A review paper entitled ‘A Growing Understanding of the Role of Muscarinic Receptors in the Molecular Pathology and Treatment of Schizophrenia,’ has been published in Frontiers of Cell
By | Mar 1, 2023
A review paper co-authored by members of our Translational Medicine team* and others, entitled ‘A Growing Understanding of the Role of Muscarinic Receptors in the Molecular Pathology and Treatment of Schizophrenia,’ has been published in Frontiers of Cellular Neuroscience.
The paper explores the evidence for the critical role that the muscarinic M1 and M4 receptors have in CNS functions that are dysregulated by the pathophysiology of schizophrenia.

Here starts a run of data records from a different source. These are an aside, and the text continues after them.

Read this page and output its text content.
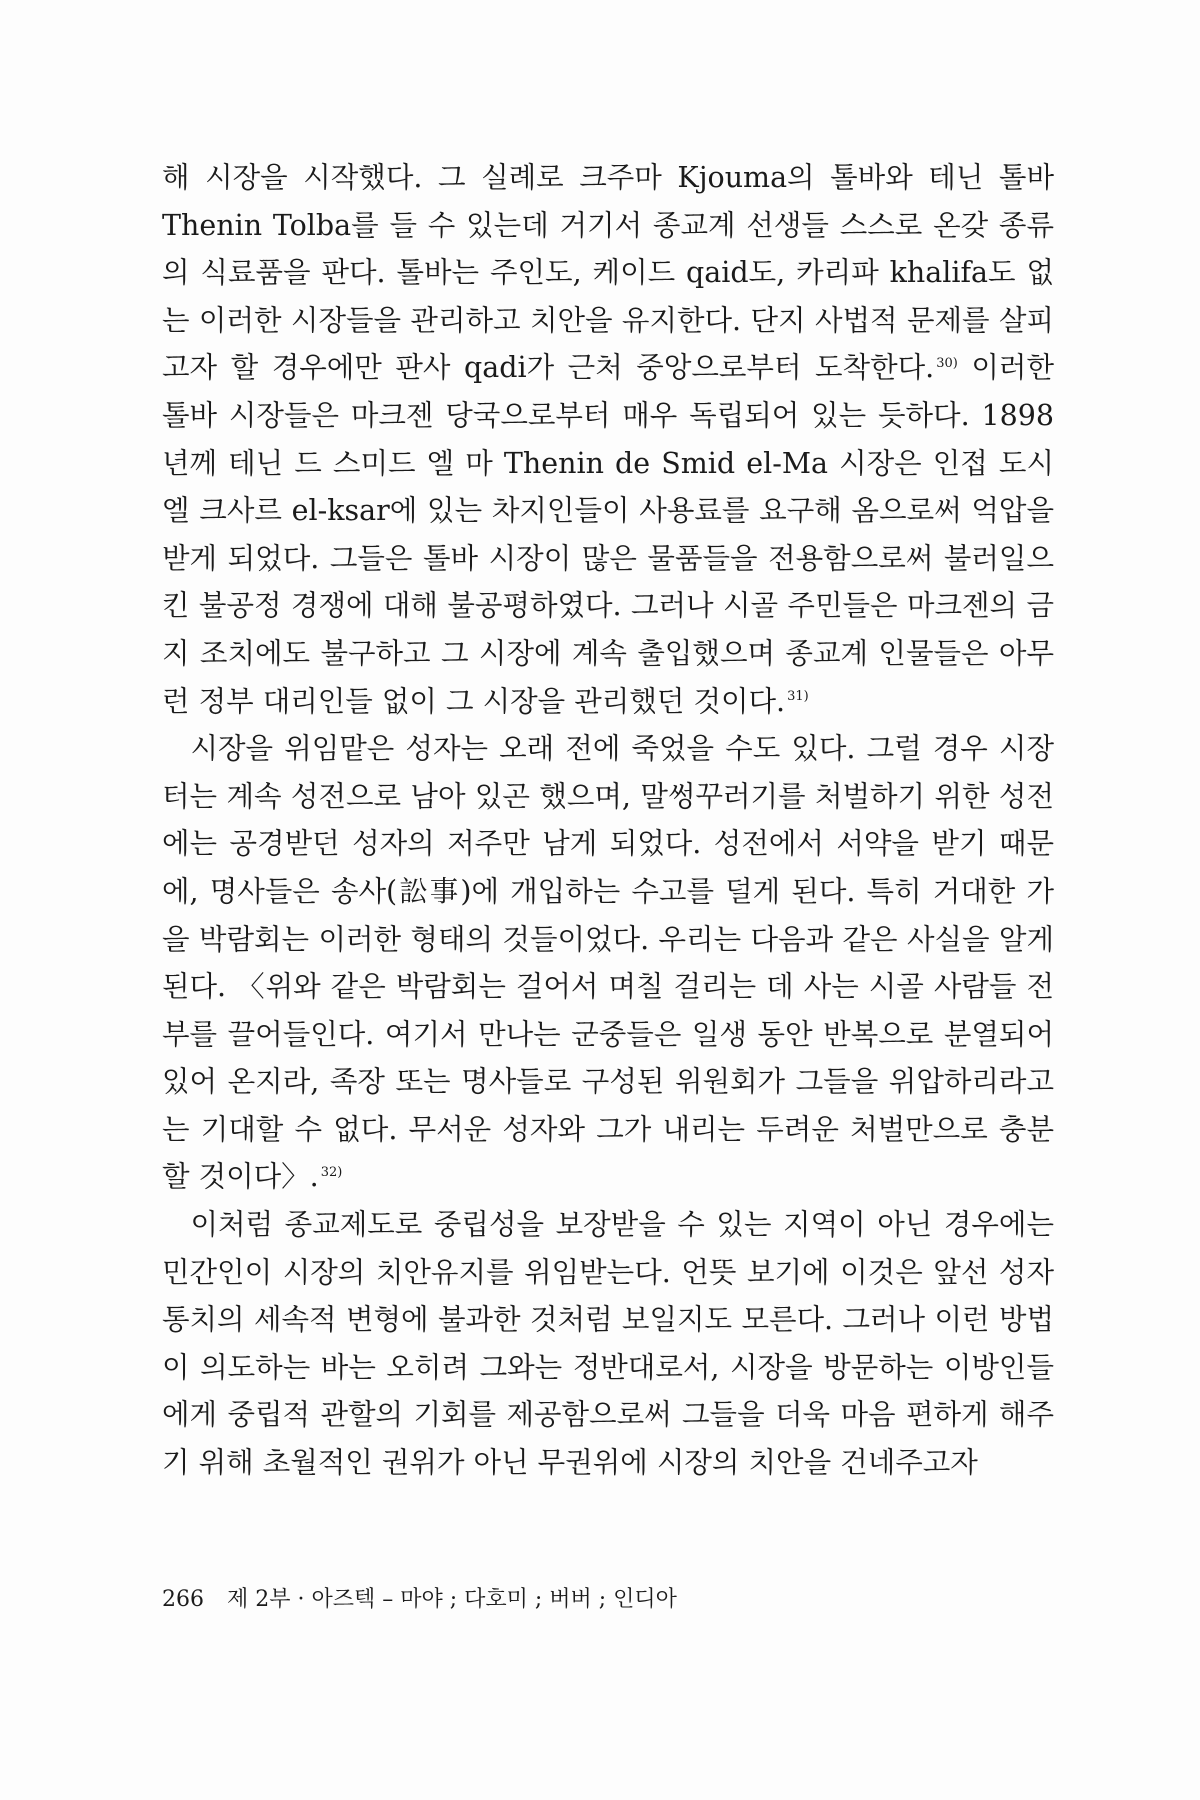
해 시장을 시작했다. 그 실례로 크주마 Kjouma의 톨바와 테닌 톨바 Thenin Tolba를 들 수 있는데 거기서 종교계 선생들 스스로 온갖 종류의 식료품을 판다. 톨바는 주인도, 케이드 qaid도, 카리파 khalifa도 없는 이러한 시장들을 관리하고 치안을 유지한다. 단지 사법적 문제를 살피고자 할 경우에만 판사 qadi가 근처 중앙으로부터 도착한다. $^{30)}$ 이러한 톨바 시장들은 마크젠 당국으로부터 매우 독립되어 있는 듯하다. 1898년께 테닌 드 스미드 엘 마 Thenin de Smid el-Ma 시장은 인접 도시 엘 크사르 el-ksar에 있는 차지인들이 사용료를 요구해 옴으로써 억압을 받게 되었다. 그들은 톨바 시장이 많은 물품들을 전용함으로써 불러일으킨 불공정 경쟁에 대해 불공평하였다. 그러나 시골 주민들은 마크젠의 금지 조치에도 불구하고 그 시장에 계속 출입했으며 종교계 인물들은 아무런 정부 대리인들 없이 그 시장을 관리했던 것이다. $^{31)}$

시장을 위임맡은 성자는 오래 전에 죽었을 수도 있다. 그럴 경우 시장터는 계속 성전으로 남아 있곤 했으며, 말썽꾸러기를 처벌하기 위한 성전에는 공경받던 성자의 저주만 남게 되었다. 성전에서 서약을 받기 때문에, 명사들은 송사(訟事)에 개입하는 수고를 덜게 된다. 특히 거대한 가을 박람회는 이러한 형태의 것들이었다. 우리는 다음과 같은 사실을 알게 된다. 〈위와 같은 박람회는 걸어서 며칠 걸리는 데 사는 시골 사람들 전부를 끌어들인다. 여기서 만나는 군중들은 일생 동안 반복으로 분열되어 있어 온지라, 족장 또는 명사들로 구성된 위원회가 그들을 위압하리라고는 기대할 수 없다. 무서운 성자와 그가 내리는 두려운 처벌만으로 충분할 것이다〉. $^{32)}$

이처럼 종교제도로 중립성을 보장받을 수 있는 지역이 아닌 경우에는 민간인이 시장의 치안유지를 위임받는다. 언뜻 보기에 이것은 앞선 성자 통치의 세속적 변형에 불과한 것처럼 보일지도 모른다. 그러나 이런 방법이 의도하는 바는 오히려 그와는 정반대로서, 시장을 방문하는 이방인들에게 중립적 관할의 기회를 제공함으로써 그들을 더욱 마음 편하게 해주기 위해 초월적인 권위가 아닌 무권위에 시장의 치안을 건네주고자

266 제 2부 · 아즈텍 – 마야 ; 다호미 ; 버버 ; 인디아
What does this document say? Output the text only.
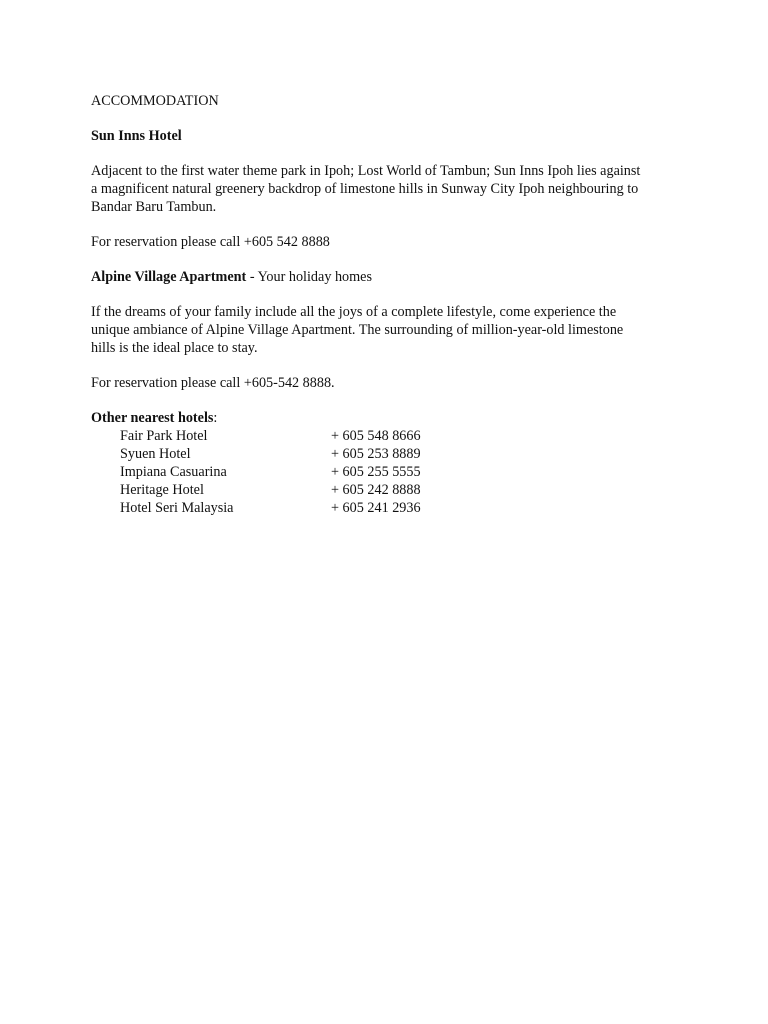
ACCOMMODATION

Sun Inns Hotel

Adjacent to the first water theme park in Ipoh; Lost World of Tambun; Sun Inns Ipoh lies against
a magnificent natural greenery backdrop of limestone hills in Sunway City Ipoh neighbouring to
Bandar Baru Tambun.

For reservation please call +605 542 8888

Alpine Village Apartment - Your holiday homes

If the dreams of your family include all the joys of a complete lifestyle, come experience the
unique ambiance of Alpine Village Apartment. The surrounding of million-year-old limestone
hills is the ideal place to stay.

For reservation please call +605-542 8888.

Other nearest hotels:

Fair Park Hotel	+ 605 548 8666
Syuen Hotel	+ 605 253 8889
Impiana Casuarina	+ 605 255 5555
Heritage Hotel	+ 605 242 8888
Hotel Seri Malaysia	+ 605 241 2936
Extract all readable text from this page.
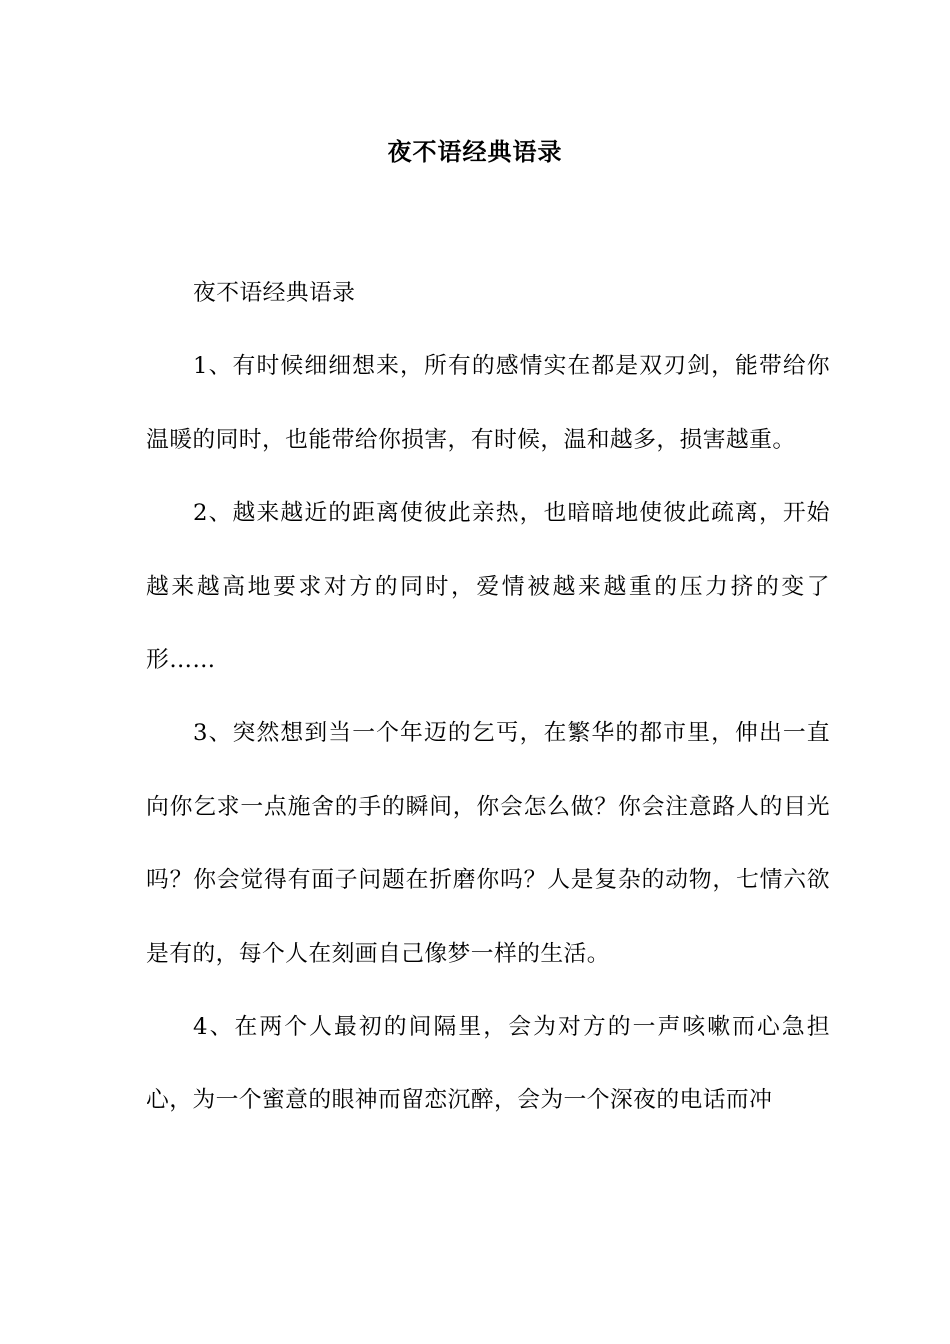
夜不语经典语录

夜不语经典语录

1、有时候细细想来，所有的感情实在都是双刃剑，能带给你温暖的同时，也能带给你损害，有时候，温和越多，损害越重。

2、越来越近的距离使彼此亲热，也暗暗地使彼此疏离，开始越来越高地要求对方的同时，爱情被越来越重的压力挤的变了形……

3、突然想到当一个年迈的乞丐，在繁华的都市里，伸出一直向你乞求一点施舍的手的瞬间，你会怎么做？你会注意路人的目光吗？你会觉得有面子问题在折磨你吗？人是复杂的动物，七情六欲是有的，每个人在刻画自己像梦一样的生活。

4、在两个人最初的间隔里，会为对方的一声咳嗽而心急担心，为一个蜜意的眼神而留恋沉醉，会为一个深夜的电话而冲
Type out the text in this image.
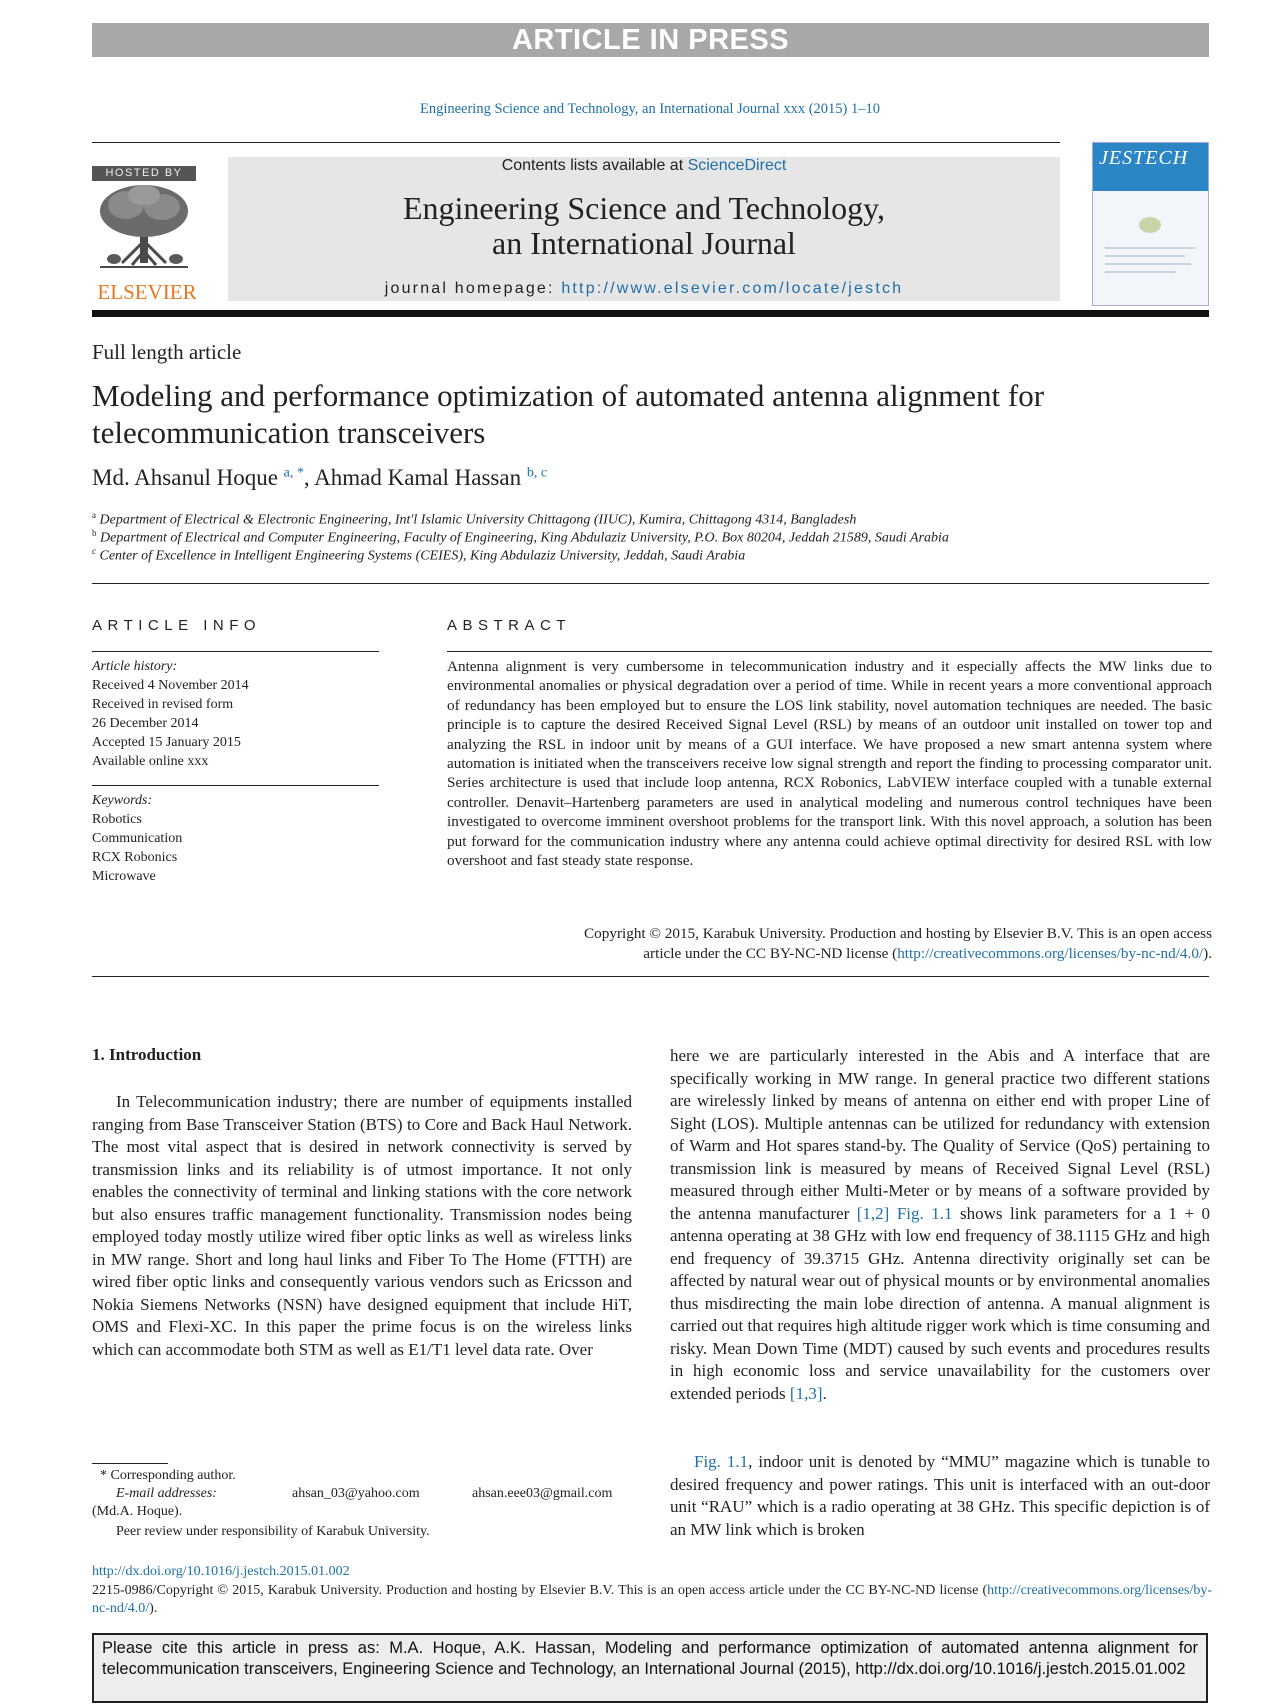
ARTICLE IN PRESS
Engineering Science and Technology, an International Journal xxx (2015) 1–10
HOSTED BY
ELSEVIER
Contents lists available at ScienceDirect
Engineering Science and Technology,
an International Journal
journal homepage: http://www.elsevier.com/locate/jestch
JESTECH
Full length article
Modeling and performance optimization of automated antenna alignment for telecommunication transceivers
Md. Ahsanul Hoque $^{a, *}$, Ahmad Kamal Hassan $^{b, c}$
$^a$ Department of Electrical & Electronic Engineering, Int'l Islamic University Chittagong (IIUC), Kumira, Chittagong 4314, Bangladesh
$^b$ Department of Electrical and Computer Engineering, Faculty of Engineering, King Abdulaziz University, P.O. Box 80204, Jeddah 21589, Saudi Arabia
$^c$ Center of Excellence in Intelligent Engineering Systems (CEIES), King Abdulaziz University, Jeddah, Saudi Arabia
ARTICLE INFO
Article history:
Received 4 November 2014
Received in revised form
26 December 2014
Accepted 15 January 2015
Available online xxx
Keywords:
Robotics
Communication
RCX Robonics
Microwave
ABSTRACT
Antenna alignment is very cumbersome in telecommunication industry and it especially affects the MW links due to environmental anomalies or physical degradation over a period of time. While in recent years a more conventional approach of redundancy has been employed but to ensure the LOS link stability, novel automation techniques are needed. The basic principle is to capture the desired Received Signal Level (RSL) by means of an outdoor unit installed on tower top and analyzing the RSL in indoor unit by means of a GUI interface. We have proposed a new smart antenna system where automation is initiated when the transceivers receive low signal strength and report the finding to processing comparator unit. Series architecture is used that include loop antenna, RCX Robonics, LabVIEW interface coupled with a tunable external controller. Denavit–Hartenberg parameters are used in analytical modeling and numerous control techniques have been investigated to overcome imminent overshoot problems for the transport link. With this novel approach, a solution has been put forward for the communication industry where any antenna could achieve optimal directivity for desired RSL with low overshoot and fast steady state response.
Copyright © 2015, Karabuk University. Production and hosting by Elsevier B.V. This is an open access
article under the CC BY-NC-ND license (http://creativecommons.org/licenses/by-nc-nd/4.0/).
1. Introduction
In Telecommunication industry; there are number of equipments installed ranging from Base Transceiver Station (BTS) to Core and Back Haul Network. The most vital aspect that is desired in network connectivity is served by transmission links and its reliability is of utmost importance. It not only enables the connectivity of terminal and linking stations with the core network but also ensures traffic management functionality. Transmission nodes being employed today mostly utilize wired fiber optic links as well as wireless links in MW range. Short and long haul links and Fiber To The Home (FTTH) are wired fiber optic links and consequently various vendors such as Ericsson and Nokia Siemens Networks (NSN) have designed equipment that include HiT, OMS and Flexi-XC. In this paper the prime focus is on the wireless links which can accommodate both STM as well as E1/T1 level data rate. Over
here we are particularly interested in the Abis and A interface that are specifically working in MW range. In general practice two different stations are wirelessly linked by means of antenna on either end with proper Line of Sight (LOS). Multiple antennas can be utilized for redundancy with extension of Warm and Hot spares stand-by. The Quality of Service (QoS) pertaining to transmission link is measured by means of Received Signal Level (RSL) measured through either Multi-Meter or by means of a software provided by the antenna manufacturer [1,2] Fig. 1.1 shows link parameters for a 1 + 0 antenna operating at 38 GHz with low end frequency of 38.1115 GHz and high end frequency of 39.3715 GHz. Antenna directivity originally set can be affected by natural wear out of physical mounts or by environmental anomalies thus misdirecting the main lobe direction of antenna. A manual alignment is carried out that requires high altitude rigger work which is time consuming and risky. Mean Down Time (MDT) caused by such events and procedures results in high economic loss and service unavailability for the customers over extended periods [1,3].
Fig. 1.1, indoor unit is denoted by “MMU” magazine which is tunable to desired frequency and power ratings. This unit is interfaced with an out-door unit “RAU” which is a radio operating at 38 GHz. This specific depiction is of an MW link which is broken
* Corresponding author.
E-mail addresses:	ahsan_03@yahoo.com	ahsan.eee03@gmail.com
(Md.A. Hoque).
Peer review under responsibility of Karabuk University.
http://dx.doi.org/10.1016/j.jestch.2015.01.002
2215-0986/Copyright © 2015, Karabuk University. Production and hosting by Elsevier B.V. This is an open access article under the CC BY-NC-ND license (http://creativecommons.org/licenses/by-nc-nd/4.0/).
Please cite this article in press as: M.A. Hoque, A.K. Hassan, Modeling and performance optimization of automated antenna alignment for telecommunication transceivers, Engineering Science and Technology, an International Journal (2015), http://dx.doi.org/10.1016/j.jestch.2015.01.002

*Geor Bakker, External Consultant to Sosei Heptares – Translational Medicine (Neuroscience), Alastair Brown, Senior Vice President, Translational Medicine
Pre-clinical models, postmortem and neuroimaging studies all support a role for muscarinic receptors in the molecular pathology of schizophrenia. From these data it was proposed that activation of the muscarinic M1 and / or M4 receptor would reduce the severity of the symptoms of schizophrenia. This hypothesis is now supported by results from two clinical trials which indicate that activating central muscarinic M1 and M4 receptors can reduce the severity of positive, negative and cognitive symptoms of the disorder. This review will provide an update on a growing body of evidence that argues the muscarinic M1 and M4 receptors have critical roles in CNS functions that are dysregulated by the pathophysiology of schizophrenia. This realization has been made possible, in part, by the growing ability to visualise and quantify muscarinic M1 and M4 receptors in the human CNS using molecular neuroimaging. We will discuss how these advances have provided evidence to support the notion that there is a sub-group of patients within the syndrome of schizophrenia that have a unique molecular pathology driven by a marked loss of muscarinic M1 receptors. This review is timely, as drugs targeting muscarinic receptors approach clinical use for the treatment of schizophrenia and here we outline the background biology that supported development of such drugs to treat the disorder.